Entrar en la habitación, tenderte a su lado. Darle mil vueltas y no saber cómo decírselo.
Enciendes la lamparita, respiras y te creces…
«… pero tranquila, que mañana mismo empiezo a buscar… saldremos adelante…».
Apagar la luz. Darte la espalda. Esperar a que se duerma… deslizarte de la cama, lentamente.
Tras duras horas deambulando se topa con una cafetería. Frente a una taza de café —bien cargado, como su semblante—, mastica su desaliento, su fragilidad. De vez en cuando mira hacia la puerta, como el que espera a alguien. Pero eternos minutos le convencen que su tabla de salvación, la que le ayudará a encarar su fatalidad a no sentirse más un bufón un don nadie en esta aventura está en su bolsillo…
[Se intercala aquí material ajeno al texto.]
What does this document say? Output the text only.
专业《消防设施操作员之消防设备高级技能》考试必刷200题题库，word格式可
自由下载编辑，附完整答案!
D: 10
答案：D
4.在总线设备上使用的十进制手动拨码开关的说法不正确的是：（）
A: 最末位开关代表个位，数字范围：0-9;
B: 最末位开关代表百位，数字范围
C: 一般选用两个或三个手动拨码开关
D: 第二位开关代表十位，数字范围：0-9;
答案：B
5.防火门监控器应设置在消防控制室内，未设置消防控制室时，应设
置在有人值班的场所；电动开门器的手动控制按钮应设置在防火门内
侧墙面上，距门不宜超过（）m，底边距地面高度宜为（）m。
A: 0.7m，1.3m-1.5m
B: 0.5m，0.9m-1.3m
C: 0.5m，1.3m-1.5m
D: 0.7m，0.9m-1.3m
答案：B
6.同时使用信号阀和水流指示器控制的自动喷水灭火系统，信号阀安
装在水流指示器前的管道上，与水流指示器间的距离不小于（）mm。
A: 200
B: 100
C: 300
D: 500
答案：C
Retorna con su infortunio a la calle.
En un callejón cualquiera, sin esquinas, sin visillos que te observen ni luces que te humillen, desoyes seis ojitos suplicándote; «no lo hagas». El brebaje vuela al cielo de tu boca. Tiembla el aire. El sudor empapela las paredes. Poco a poco tus venas se van llenando de niebla, una niebla menos dañosa que los ojos de tus pequeños mirándote, quizá mañana, como ella lo hizo anoche antes de dormirse.